Why is it that hyper-white Fox News, Newsmax, and OAN are the people driving the “conversation” (re: bullshit fear mongering) about Critical Race Theory? Because white people in America always drive the conversation about what Americans are allowed to study. 

To dive into how CRT has become watered down and distorted in recent months on the “news,” #BuildingPower’s Zakiya Sankara-Jabar hosted Dr. Tommy Curry, a professor of philosophy who serves as Personal Chair of Africana Philosophy & Black Male Studies at the University of Edinburgh. Dr. Curry is an award-winning author and editor of the Black Male Studies series on Temple University Press. 

Dr. Curry speaks hard truth after hard truth about how racism is a permanent fixture of American society and how it’s been exacerbated by public policy. The good news, Curry says, is that public policy can and must be used to minimize these racist views and outcomes.

Watch the full episode below or on Citizen Ed’s Facebook Live

All of This is Socially Determined

“We’ve developed a kind of ambulance-chasing scholarship that’s just following what white people decide we should study,” Dr. Curry said

Specifically, Curry noted, since white men have most of the power, they have modeled all forms of oppression—of women, of disabled people, and others—on traditional American anti-Black racist tactics. He said white women, who make up significant majorities of the American teaching workforce, spread the oppression they themselves face.

“No other group of men got to oppress white women besides white men,” he said. White women have more success in combating their oppression than Black people in America, as well, he said.

“There is no actual punishment for racism” because of centuries of laws protecting institutions that systematically harm Black people.

“You can accuse someone of sexism in the academy, in the job, on national television, they lose their job,” he said. “You can have someone systematically killing, brutalizing, and saying negative things about Black people, and they’re given promotions.”
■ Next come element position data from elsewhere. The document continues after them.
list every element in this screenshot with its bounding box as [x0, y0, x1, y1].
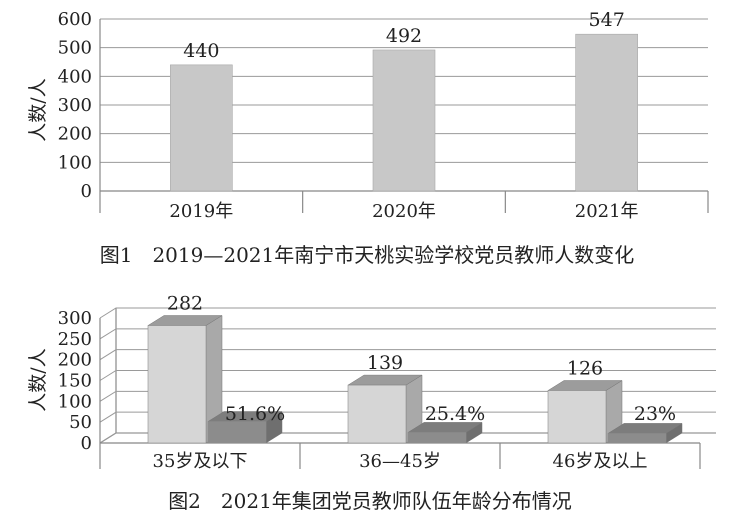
chart-2-gridline: [99, 411, 716, 423]
chart-2-bars: [147, 315, 683, 444]
chart-1-value-label: 440: [183, 40, 219, 62]
chart-2-y-tick-label: 300: [58, 308, 92, 329]
chart-1-y-ticks: 0 100 200 300 400 500 600: [58, 9, 92, 202]
chart-1-y-tick-label: 0: [81, 181, 92, 202]
chart-1-bars: [170, 33, 638, 192]
chart-2-category-label: 35岁及以下: [153, 451, 248, 472]
chart-2-gridline: [99, 390, 716, 402]
chart-2-bar-front: [147, 325, 207, 444]
chart-2-y-axis-label: 人数/人: [27, 348, 49, 411]
chart-2-percent-label: 23%: [634, 403, 676, 425]
chart-2-gridline: [99, 432, 716, 444]
chart-2-percent-bar: [407, 421, 483, 444]
chart-2-percent-label: 25.4%: [425, 403, 485, 425]
chart-2-percent-bar: [607, 422, 683, 444]
chart-1-value-labels: 440 492 547: [183, 9, 625, 62]
chart-1-y-tick-label: 200: [58, 124, 92, 145]
chart-2-bar: [547, 380, 623, 444]
chart-1-y-tick-label: 600: [58, 9, 92, 30]
chart-2-y-tick-label: 200: [58, 350, 92, 371]
chart-2-bar-front: [347, 384, 407, 444]
chart-2-value-labels: 282 51.6% 139 25.4% 126 23%: [167, 293, 676, 426]
chart-1-y-tick-label: 400: [58, 66, 92, 87]
chart-1-category-label: 2019年: [169, 201, 233, 222]
chart-2-y-tick-label: 50: [69, 412, 92, 433]
chart-2-y-tick-label: 250: [58, 329, 92, 350]
chart-1-value-label: 547: [589, 9, 625, 31]
chart-2-caption: 图2 2021年集团党员教师队伍年龄分布情况: [168, 489, 572, 513]
chart-1-y-tick-label: 100: [58, 152, 92, 173]
chart-1-category-labels: 2019年 2020年 2021年: [169, 201, 638, 222]
chart-1-category-label: 2021年: [575, 201, 639, 222]
chart-2-percent-bar-front: [207, 421, 267, 444]
chart-2-gridline: [99, 328, 716, 340]
chart-1-y-tick-label: 500: [58, 38, 92, 59]
chart-2-y-tick-label: 150: [58, 371, 92, 392]
chart-2-percent-bar-front: [407, 432, 467, 444]
chart-1-y-tick-label: 300: [58, 95, 92, 116]
chart-2-category-label: 46岁及以上: [553, 451, 648, 472]
chart-2-value-label: 126: [567, 358, 603, 380]
chart-2-value-label: 139: [367, 352, 403, 374]
chart-2-category-label: 36—45岁: [359, 451, 441, 472]
chart-1-caption: 图1 2019—2021年南宁市天桃实验学校党员教师人数变化: [100, 243, 635, 267]
chart-2-bar: [347, 374, 423, 444]
chart-1-bar: [575, 33, 638, 192]
chart-1-value-label: 492: [386, 25, 422, 47]
chart-2-y-tick-label: 0: [81, 433, 92, 454]
chart-2-bar: [147, 315, 223, 444]
chart-2-percent-bar: [207, 411, 283, 444]
chart-2-category-labels: 35岁及以下 36—45岁 46岁及以上: [153, 451, 648, 472]
chart-2-y-tick-label: 100: [58, 391, 92, 412]
chart-1-bar: [170, 64, 233, 192]
chart-2-gridline: [99, 307, 716, 319]
chart-1-category-label: 2020年: [372, 201, 436, 222]
chart-1: 0 100 200 300 400 500 600 440 492 547 2019年 2020年…: [27, 9, 709, 267]
chart-1-y-axis-label: 人数/人: [27, 78, 49, 141]
chart-2-bar-front: [547, 390, 607, 444]
chart-2-value-label: 282: [167, 293, 203, 315]
chart-1-bar: [372, 49, 436, 192]
chart-2-gridline: [99, 349, 716, 361]
chart-2-percent-label: 51.6%: [225, 403, 285, 425]
chart-2-gridline: [99, 370, 716, 381]
chart-2-percent-bar-front: [607, 433, 667, 444]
“That’s the difference,” he said about anti-Black prejudice in America versus other kinds of oppression. “There is a social recognition and compassion toward other marginalized groups, specifically white women, that don’t exist for Black people.”

“Until we start having a real conversation and not settling for the crumbs that white people hand us out as social and substantive progress, then we have no other choice than to listen to what Derrick Bell [and CRT experts over the last 50 years] are telling us,” he said. 

He warned that so many people in education spaces will perceive you as asking the “wrong” questions when you speak up like this. 

“We’re told in the academy, if you say these things, if you ask these questions, you’ll never get a job,” he said

In Curry’s mind, it is clear as day that these issues are created by the social determinants of health

“I don’t pathologize Black people. I believe there are social determinants, a condition we face as a people,” he said. “We have to get off blaming Black people for our condition and look at the social and psychological determinants.”

This has led him to be adamant in his self-belief. 

“I refuse to put myself in a position where I have to respect what white people think about me more than what I think about myself,” he said

Curry has expanded his self-belief into belief in all Black men who wish to educate. 

“We create systems so that Black boys, Black men don’t fundamentally believe they can even be professors, be in the academy,” he said. But no more.